Il nous paraît dès lors pertinent que ces personnels suivent eux aussi une formation spécifique portant sur les phénomènes d’emprise, ainsi que sur les violences psychologiques et physiques, afin de reconnaître ces dernières plus facilement et d’aiguiller de façon plus efficace les personnes étrangères qu’ils recevraient dans ce cadre.
Par conséquent, la commission émet un avis favorable.
M. le président. Quel est l’avis du Gouvernement ?
Mme Najat Vallaud-Belkacem, ministre. Pour être franche, monsieur Courteau, je suis si favorable à votre proposition que, tout à l’heure, dans mon propos, j’ai commis une erreur en prétendant que j’allais déposer moi-même cet amendement ! Les grands esprits se rencontrent – du moins je l’espère ! (Sourires.)
M. Roland Courteau. Merci, madame la ministre !
Mme Najat Vallaud-Belkacem, ministre. Vous avez tout à fait raison de considérer que les personnels de préfecture en charge de la délivrance des titres de séjour sont parmi les premiers à être concernés par la situation des victimes étrangères de violences. Cette mesure est donc extrêmement utile et importante.
M. le président. La parole est à M. Marc Laménie, pour explication de vote.
M. Marc Laménie. Je soutiens pleinement l’amendement de notre collègue. Il est important de n’oublier personne. Or le travail qui est réalisé dans les préfectures par l’ensemble des personnels est remarquable. Comme Roland Courteau l’a rappelé, la lutte contre les violences est une grande chaîne qui compte beaucoup de maillons, c’est-à-dire d’intervenants.
Comme nous pouvons le constater chacun dans nos départements respectifs, les services de police et de gendarmerie interviennent de plus en plus dans la lutte contre les violences faites aux femmes et contre les violences intrafamiliales, y compris dans l’exercice de leurs missions régaliennes, en tant que ces violences relèvent de la sécurité intérieure.

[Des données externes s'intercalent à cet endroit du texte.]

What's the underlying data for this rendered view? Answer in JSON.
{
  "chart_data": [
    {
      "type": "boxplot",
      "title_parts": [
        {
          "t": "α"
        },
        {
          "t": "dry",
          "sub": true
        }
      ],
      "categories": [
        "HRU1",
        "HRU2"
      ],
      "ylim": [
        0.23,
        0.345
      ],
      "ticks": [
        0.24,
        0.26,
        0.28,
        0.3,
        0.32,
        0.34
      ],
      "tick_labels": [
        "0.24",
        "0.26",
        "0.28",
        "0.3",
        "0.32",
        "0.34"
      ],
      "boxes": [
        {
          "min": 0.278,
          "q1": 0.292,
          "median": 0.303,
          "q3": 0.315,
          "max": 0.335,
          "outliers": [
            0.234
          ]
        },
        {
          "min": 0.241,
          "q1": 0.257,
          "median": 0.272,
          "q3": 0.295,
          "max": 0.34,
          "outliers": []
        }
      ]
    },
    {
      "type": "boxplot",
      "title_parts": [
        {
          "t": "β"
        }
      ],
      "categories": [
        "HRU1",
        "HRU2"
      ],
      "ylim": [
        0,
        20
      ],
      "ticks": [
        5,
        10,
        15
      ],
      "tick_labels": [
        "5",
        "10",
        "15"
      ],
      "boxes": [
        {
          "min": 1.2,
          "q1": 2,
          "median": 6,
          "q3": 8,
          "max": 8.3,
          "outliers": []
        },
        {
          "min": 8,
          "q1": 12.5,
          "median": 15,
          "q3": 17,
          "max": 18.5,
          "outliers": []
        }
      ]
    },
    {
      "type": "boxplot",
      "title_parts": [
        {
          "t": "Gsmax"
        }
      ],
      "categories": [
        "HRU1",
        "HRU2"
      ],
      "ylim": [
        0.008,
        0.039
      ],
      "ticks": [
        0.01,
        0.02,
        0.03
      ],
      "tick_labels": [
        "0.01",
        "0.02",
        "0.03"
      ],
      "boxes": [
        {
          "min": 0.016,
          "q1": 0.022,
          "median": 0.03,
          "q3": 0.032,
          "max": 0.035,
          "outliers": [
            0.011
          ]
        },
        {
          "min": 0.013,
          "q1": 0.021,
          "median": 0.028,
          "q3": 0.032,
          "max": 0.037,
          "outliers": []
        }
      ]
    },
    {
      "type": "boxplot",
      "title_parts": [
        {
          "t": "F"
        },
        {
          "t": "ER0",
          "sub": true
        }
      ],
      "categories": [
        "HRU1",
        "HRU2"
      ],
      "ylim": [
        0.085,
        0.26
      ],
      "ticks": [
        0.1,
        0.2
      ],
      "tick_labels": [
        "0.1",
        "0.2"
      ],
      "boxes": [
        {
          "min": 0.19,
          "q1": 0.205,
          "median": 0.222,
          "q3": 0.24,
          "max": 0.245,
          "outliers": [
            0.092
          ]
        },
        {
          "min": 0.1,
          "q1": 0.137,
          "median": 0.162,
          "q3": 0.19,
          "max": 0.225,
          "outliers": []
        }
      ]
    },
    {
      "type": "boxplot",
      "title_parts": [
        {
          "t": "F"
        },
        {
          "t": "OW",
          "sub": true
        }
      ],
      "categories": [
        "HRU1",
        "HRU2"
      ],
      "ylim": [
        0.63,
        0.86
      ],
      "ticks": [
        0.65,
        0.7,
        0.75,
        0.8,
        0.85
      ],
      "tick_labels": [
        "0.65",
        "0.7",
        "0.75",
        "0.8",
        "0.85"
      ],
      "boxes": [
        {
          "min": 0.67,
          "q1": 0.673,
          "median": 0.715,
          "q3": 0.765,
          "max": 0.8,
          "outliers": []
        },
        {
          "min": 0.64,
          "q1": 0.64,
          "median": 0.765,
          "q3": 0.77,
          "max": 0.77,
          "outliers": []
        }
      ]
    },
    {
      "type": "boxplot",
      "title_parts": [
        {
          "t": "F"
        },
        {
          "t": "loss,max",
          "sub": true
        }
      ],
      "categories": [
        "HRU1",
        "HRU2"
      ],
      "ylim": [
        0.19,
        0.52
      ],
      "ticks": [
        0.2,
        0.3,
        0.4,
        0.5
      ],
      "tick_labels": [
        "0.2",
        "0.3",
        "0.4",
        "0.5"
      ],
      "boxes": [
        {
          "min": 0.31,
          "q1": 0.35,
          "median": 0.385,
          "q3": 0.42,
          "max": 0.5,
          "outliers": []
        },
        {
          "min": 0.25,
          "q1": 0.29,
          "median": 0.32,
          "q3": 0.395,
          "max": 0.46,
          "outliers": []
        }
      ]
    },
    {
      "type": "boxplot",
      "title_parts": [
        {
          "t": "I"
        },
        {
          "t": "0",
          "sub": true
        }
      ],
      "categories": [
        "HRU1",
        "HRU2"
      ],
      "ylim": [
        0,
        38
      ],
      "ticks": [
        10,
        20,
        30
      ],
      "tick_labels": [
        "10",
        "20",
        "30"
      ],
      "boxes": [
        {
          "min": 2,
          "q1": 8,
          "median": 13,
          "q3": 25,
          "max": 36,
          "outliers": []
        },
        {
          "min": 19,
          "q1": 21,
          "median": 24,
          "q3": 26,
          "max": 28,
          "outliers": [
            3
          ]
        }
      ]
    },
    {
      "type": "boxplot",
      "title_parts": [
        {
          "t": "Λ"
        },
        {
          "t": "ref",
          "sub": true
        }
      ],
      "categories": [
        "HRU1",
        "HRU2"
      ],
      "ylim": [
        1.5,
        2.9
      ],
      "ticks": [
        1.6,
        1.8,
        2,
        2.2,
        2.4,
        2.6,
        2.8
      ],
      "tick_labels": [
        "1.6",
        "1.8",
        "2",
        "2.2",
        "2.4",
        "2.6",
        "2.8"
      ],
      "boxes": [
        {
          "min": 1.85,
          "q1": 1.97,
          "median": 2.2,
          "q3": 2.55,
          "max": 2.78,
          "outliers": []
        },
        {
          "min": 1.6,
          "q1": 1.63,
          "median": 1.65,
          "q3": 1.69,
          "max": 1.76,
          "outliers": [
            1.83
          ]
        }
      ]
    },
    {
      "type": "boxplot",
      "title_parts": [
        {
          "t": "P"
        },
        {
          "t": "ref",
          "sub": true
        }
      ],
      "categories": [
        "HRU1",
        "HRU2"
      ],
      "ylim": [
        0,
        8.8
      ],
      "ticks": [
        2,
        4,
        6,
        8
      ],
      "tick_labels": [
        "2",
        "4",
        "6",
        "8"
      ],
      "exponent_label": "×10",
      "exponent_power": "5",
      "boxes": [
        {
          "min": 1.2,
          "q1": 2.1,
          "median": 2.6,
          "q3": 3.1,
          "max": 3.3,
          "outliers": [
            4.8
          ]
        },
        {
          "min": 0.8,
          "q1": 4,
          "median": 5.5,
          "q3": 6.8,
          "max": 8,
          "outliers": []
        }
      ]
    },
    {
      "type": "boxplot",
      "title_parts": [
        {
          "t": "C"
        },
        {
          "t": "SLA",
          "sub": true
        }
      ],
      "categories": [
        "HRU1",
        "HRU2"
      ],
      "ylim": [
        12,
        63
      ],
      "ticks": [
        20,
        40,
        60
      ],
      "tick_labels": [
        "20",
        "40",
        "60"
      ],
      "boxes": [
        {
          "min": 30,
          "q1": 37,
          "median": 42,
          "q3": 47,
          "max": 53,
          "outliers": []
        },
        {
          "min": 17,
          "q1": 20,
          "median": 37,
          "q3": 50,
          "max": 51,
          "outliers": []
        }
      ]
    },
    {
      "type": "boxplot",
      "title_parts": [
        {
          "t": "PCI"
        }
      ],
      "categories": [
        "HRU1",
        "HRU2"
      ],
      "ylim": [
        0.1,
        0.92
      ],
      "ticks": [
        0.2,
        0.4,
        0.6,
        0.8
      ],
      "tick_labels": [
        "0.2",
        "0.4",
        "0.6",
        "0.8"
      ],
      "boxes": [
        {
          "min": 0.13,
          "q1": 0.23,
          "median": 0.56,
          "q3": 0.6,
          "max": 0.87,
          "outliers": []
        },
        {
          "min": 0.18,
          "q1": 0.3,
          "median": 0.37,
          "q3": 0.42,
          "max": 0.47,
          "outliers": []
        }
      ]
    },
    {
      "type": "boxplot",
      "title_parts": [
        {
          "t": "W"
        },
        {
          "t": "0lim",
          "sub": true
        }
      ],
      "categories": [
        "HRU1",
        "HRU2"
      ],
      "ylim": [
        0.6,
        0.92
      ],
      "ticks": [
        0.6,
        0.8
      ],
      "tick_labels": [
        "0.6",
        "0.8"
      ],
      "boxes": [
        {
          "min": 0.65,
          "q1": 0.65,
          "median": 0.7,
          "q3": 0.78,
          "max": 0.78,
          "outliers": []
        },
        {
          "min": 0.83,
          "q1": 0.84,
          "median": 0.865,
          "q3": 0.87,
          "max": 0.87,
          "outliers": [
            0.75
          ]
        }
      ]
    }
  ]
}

Par conséquent, l’amendement qui nous est proposé et qui vise à tenir compte de la position de l’ensemble des intervenants est de bon sens, et il est réellement très important.
M. le président. Je mets aux voix l'article 15 bis, modifié.
(L'article 15 bis est adopté.)
Articles additionnels après l'article 15 bis
M. le président. L'amendement n° 109 rectifié, présenté par M. Mézard, Mme Laborde et MM. Alfonsi, Barbier, Baylet, Bertrand, Collin, Collombat, Fortassin, Mazars, Plancade, Requier, Tropeano, Vall et Vendasi, est ainsi libellé :
Après l'article 15 bis
Insérer un article additionnel ainsi rédigé :
À l'article 378 du code civil, les mots : « Peuvent se voir » sont remplacés par les mots : « Se voient ».
La parole est à Mme Françoise Laborde.
Mme Françoise Laborde. L'article 378 du code civil donne compétence au juge pénal pour prononcer un retrait total de l'autorité parentale à l’encontre du parent qui s’est rendu coupable d’un crime sur la personne de l’autre parent. Cela concerne donc toutes les infractions pour lesquelles la peine encourue est une réclusion criminelle d’au moins dix ans, c’est-à-dire, entre autres, les homicides volontaires, les viols, les actes de torture, la séquestration.
Toutefois, ce retrait de l’autorité parentale n'est pas automatique : il est laissé au juge un pouvoir d’appréciation, afin de toujours faire prévaloir l’intérêt de l’enfant.
D’un point de vue psychologique, le maintien de l’autorité parentale au parent qui a commis un crime à l’égard de l’autre est incompréhensible. Cette situation est épouvantable pour les enfants, lesquels ont forcément subi un traumatisme : 60 % d’entre eux souffrent en effet de stress post-traumatique. De fait, comment un enfant peut-il grandir sereinement en étant élevé par un père ou une mère qui a commis de tels actes ? L’exposition à la violence conjugale a des effets dévastateurs sur ces enfants.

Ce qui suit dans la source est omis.